“Frank.” I feel a huge wave of sorrow for him. In fact, I think I might cry for him instead. “Have you told Mum?”
“Told Mum?” he lashes out. “What, so she can stand there and cheer?”
“She wouldn’t!” I say. But actually I’m not sure.
The thing about Mum is, she doesn’t know what she’s talking about. I don’t mean that in a bad way. It’s just, no adults do. They’re totally ignorant, but they’re in control. It’s nuts. The parents are in charge of all the stuff like technology in the house and time on screens and hours on social media, but then their computer goes wrong and they’re like a baby, going, “What happened to my document?” “I can’t get Facebook.” “How do I load a picture? Double-click what? What does that mean?”
And we have to sort it out for them.
So Mum probably would cheer if she heard Frank wasn’t on the team anymore. And then in the next breath she’d say, “Darling, why don’t you take up a hobby and join a team?”
“I’m really sorry, Frank,” I say, but he doesn’t react. The next minute he’s shuffled out of the kitchen and I’m left alone with the Doritos.
“So things haven’t been good.” Dr. Sarah sounds as unruffled as ever.
“They’re OK. But everyone’s stressy. I’ve been in bed a lot. It’s like, I’m so tired all the time.”
“When you’re tired, just rest. Don’t fight it. Your body’s mending itself.”
“I know.” I sigh, my legs hunched up on the chair. “But I don’t want to be tired. I don’t want to be overwhelmed. I want to kick this.”
The words come out before I’ve thought them, and I feel a sudden little jab of adrenaline.
When I say things to Dr. Sarah, it’s as if I’m hearing them for the first time and suddenly they become real. She’s a bit magic, I think. She’s like a fortune-teller—only in the present, not the future. Things change in her room. I don’t know how, they just do.
“Good!” she says. “That’s good. But, Audrey, what you don’t seem to realize is, you are kicking it.”
“No I’m not.” I look at her resentfully. How can she say that?
“You are.”
“I’ve been in bed for, like, the last three days.”
“No-one said getting better would be a straightforward journey. Remember our graph?”
She gets up and heads for her whiteboard. She draws two axes and a jagged red line heading up.
“You’ll go up and you’ll go down. But your progress will be in the right direction. It is in the right direction. You’ve come a long way, Audrey. Remember our first meeting?”
I shrug. Some of our sessions are a bit of a blur, to be honest.

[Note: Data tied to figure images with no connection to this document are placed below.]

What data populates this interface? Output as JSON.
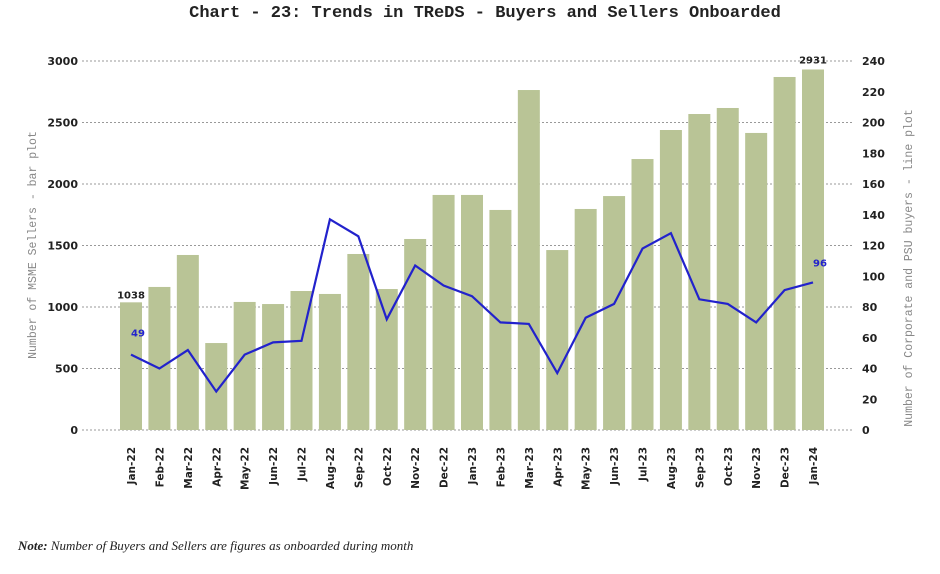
{
  "chart_data": {
    "type": "bar+line",
    "title": "Chart - 23: Trends in TReDS - Buyers and Sellers Onboarded",
    "categories": [
      "Jan-22",
      "Feb-22",
      "Mar-22",
      "Apr-22",
      "May-22",
      "Jun-22",
      "Jul-22",
      "Aug-22",
      "Sep-22",
      "Oct-22",
      "Nov-22",
      "Dec-22",
      "Jan-23",
      "Feb-23",
      "Mar-23",
      "Apr-23",
      "May-23",
      "Jun-23",
      "Jul-23",
      "Aug-23",
      "Sep-23",
      "Oct-23",
      "Nov-23",
      "Dec-23",
      "Jan-24"
    ],
    "bar_series": {
      "values": [
        1038,
        1163,
        1423,
        707,
        1041,
        1024,
        1130,
        1106,
        1431,
        1146,
        1553,
        1911,
        1911,
        1789,
        2764,
        1463,
        1797,
        1902,
        2203,
        2439,
        2569,
        2618,
        2415,
        2870,
        2931
      ],
      "color": "#b9c496",
      "axis": "left"
    },
    "line_series": {
      "values": [
        49,
        40,
        52,
        25,
        49,
        57,
        58,
        137,
        126,
        72,
        107,
        94,
        87,
        70,
        69,
        37,
        73,
        82,
        118,
        128,
        85,
        82,
        70,
        91,
        96
      ],
      "color": "#2222cc",
      "axis": "right"
    },
    "ylabel_left": "Number of MSME Sellers - bar plot",
    "ylabel_right": "Number of Corporate and PSU buyers - line plot",
    "ylim_left": [
      0,
      3000
    ],
    "yticks_left": [
      "0",
      "500",
      "1000",
      "1500",
      "2000",
      "2500",
      "3000"
    ],
    "ylim_right": [
      0,
      240
    ],
    "yticks_right": [
      "0",
      "20",
      "40",
      "60",
      "80",
      "100",
      "120",
      "140",
      "160",
      "180",
      "200",
      "220",
      "240"
    ],
    "data_labels": {
      "bar_first": "1038",
      "bar_last": "2931",
      "line_first": "49",
      "line_last": "96"
    },
    "grid": "horizontal dotted",
    "legend": "none"
  },
  "note": {
    "label": "Note:",
    "text": " Number of Buyers and Sellers are figures as onboarded during month"
  }
}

“Well, I do. And believe me, I’m pleased with what I see before me today.”
“Oh.” I feel a tiny glow of pride, which is pathetic. I mean, I didn’t do anything.
“How’s the film going?”
“It’s OK.” I nod.
“Have you interviewed anyone from out of the house?”
“Well.” I hesitate. “Not yet. Not exactly.”
Dr. Sarah waits. This is what she does, like a cop waiting to catch out a criminal. And every time I say I won’t crack first, but I always do.
“OK, there’s this boy, Linus,” I hear myself saying.
“Yes, you’ve mentioned him.” She nods.
“He used to come round to see Frank and I was going to interview him. Only now he doesn’t come round anymore. So I thought…I mean…”
I trail off, not sure what I do mean.
“Maybe you should ask him,” says Dr. Sarah, like it’s no big deal.
“I can’t,” I say automatically.
“Why not?”
“Because…” I lapse into silence. She knows why not. It doesn’t need saying.
“Let’s visualize the worst that can happen,” says Dr. Sarah cheerfully. “You ask Linus to come over and he says no. How does that make you feel?”
Trickles of anxiety are running down my back. I don’t like this conversation anymore. I should never have mentioned Linus.
“How does that make you feel?” persists Dr. Sarah. “Audrey, work with me. Linus has just said, ‘No, I won’t come over.’ What are you feeling?”
“I’m totally embarrassed,” I say miserably. “I’m dying. I’m like, oh my God. Like, I’m so stupid…” I screw up my face in agony.